Congratulations to you all, you now have a working http server on the RaspberryPi in your home, accessible from a nice url. Sure, it's not fast, and only serves static pages, but that doesn't matter.

I said earlier that opening up your router's web interface over http to the entire internet was a bad idea. Eavesdroppers are able to see your credentials and do all kinds of nasty stuff to your router. However, having access to your router from the outside would be very useful! And this is just one of the many cool things you want to do that requires authentication and security. We need an encrypted connection.

As many of you will now, StartSSL offers free SSL certificates to natural persons. I happen to be just that. This is absolutely fantastic. I went the the express lane on their site, filled out my info, and selected to create a certificate for waleson.com. I already had a paid SSL certificate for that, but you can select one additional subdomain in the class one certificate that you get for free. For my paid certificate I chose waleson.com and subdomain www.waleson.com.

For this new certificate I chose waleson.com and home.waleson.com. (I'm not going to use it for waleson.com, I just want the subdomain here).

Somewhere in the process you can create your own private key for which you need a passphrase. I created a random passphrase and put it in my password safe. Out of the StartSSL express lane, you end up with two files: the certificate (ssl.crt) and the key (ssl.key). You need to download two more: ca.pem and sub.class1.server.ca.pem from https://ca.startssl.com/certs/. Move all of these files to a location on the Raspberry Pi. Let's say /usr/local/etc/ssl. Do this:

cd /usr/local/etc/ssl
cat ca.pem sub.class1.server.ca.pem ssl.crt > crt.pem
This will create a certificate chain, from the root certificate of StartCOM to their intermediate certificate and then down to our certificate.
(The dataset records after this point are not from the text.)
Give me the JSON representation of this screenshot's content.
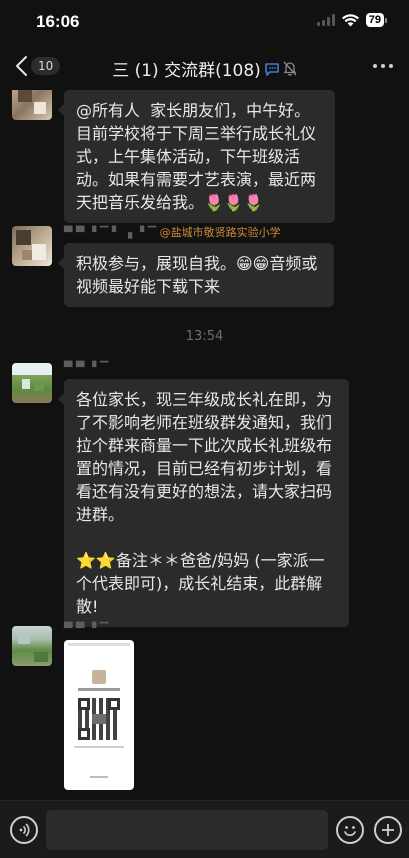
{
  "status_bar": {
    "time": "16:06",
    "battery": "79"
  },
  "header": {
    "back_count": "10",
    "title": "三 (1) 交流群(108)"
  },
  "messages": [
    {
      "text": "@所有人  家长朋友们，中午好。目前学校将于下周三举行成长礼仪式，上午集体活动，下午班级活动。如果有需要才艺表演，最近两天把音乐发给我。🌷🌷🌷"
    },
    {
      "sender_tag": "@盐城市敬贤路实验小学",
      "text": "积极参与，展现自我。😁😁音频或视频最好能下载下来"
    },
    {
      "text": "各位家长，现三年级成长礼在即，为了不影响老师在班级群发通知，我们拉个群来商量一下此次成长礼班级布置的情况，目前已经有初步计划，看看还有没有更好的想法，请大家扫码进群。\n\n⭐⭐备注＊＊爸爸/妈妈 (一家派一个代表即可)，成长礼结束，此群解散!"
    }
  ],
  "timestamp": "13:54",
  "icons": {
    "back": "chevron-left-icon",
    "chat_bubble": "chat-bubble-icon",
    "mute": "bell-muted-icon",
    "more": "more-dots-icon",
    "voice": "voice-icon",
    "emoji": "emoji-icon",
    "plus": "plus-icon"
  },
  "colors": {
    "background": "#111111",
    "bubble": "#2b2b2b",
    "accent_blue": "#3d7bd8",
    "tag_orange": "#c98a3a"
  }
}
We'll present this entire chain to the clients, so we conCATenate all these certificates into one large certificate chain file.

Now, in nginx, let's configure the server section (/etc/nginx/sites-enabled/home.waleson.com.conf) once more.

server {
listen 80;
rewrite ^(.*) https://$host$1 permanent;
}
server {
server_name home.waleson.com;
listen 443 ssl;
error_log /var/log/nginx/home.error;
access_log /var/log/nginx/home.access;
ssl on;
ssl_certificate /usr/local/etc/ssl/crt.pem;
ssl_certificate_key /usr/local/etc/ssl/ssl.key;
root /srv/www;
index index.html /index.html;
}
To everyone connecting on port 80 we say: "No way man. Be secure. Connect on port 443 and you'd better remember it, forever!"

Now when we try to restart the server:
/etc/init.d/nginx restart
we'll get asked for the passphrase because the server needs to access the private key.

You could type it in, but I don't recommend it. We don't want to do this every time we restart the server. So instead we go back to the certificate directory and store a decrypted version of the private key.
cd /usr/local/etc/ssl
mv ssl.key ssl.key.secure
openssl rsa -in ssl.key.secure -out ssl.key (Now you enter the passphrase)
/etc/init.d/nginx restart
Try opening the site again! If everything went alright, you will now see a secure version of the index.html file.

Objective three accomplished, we now have a protected connection.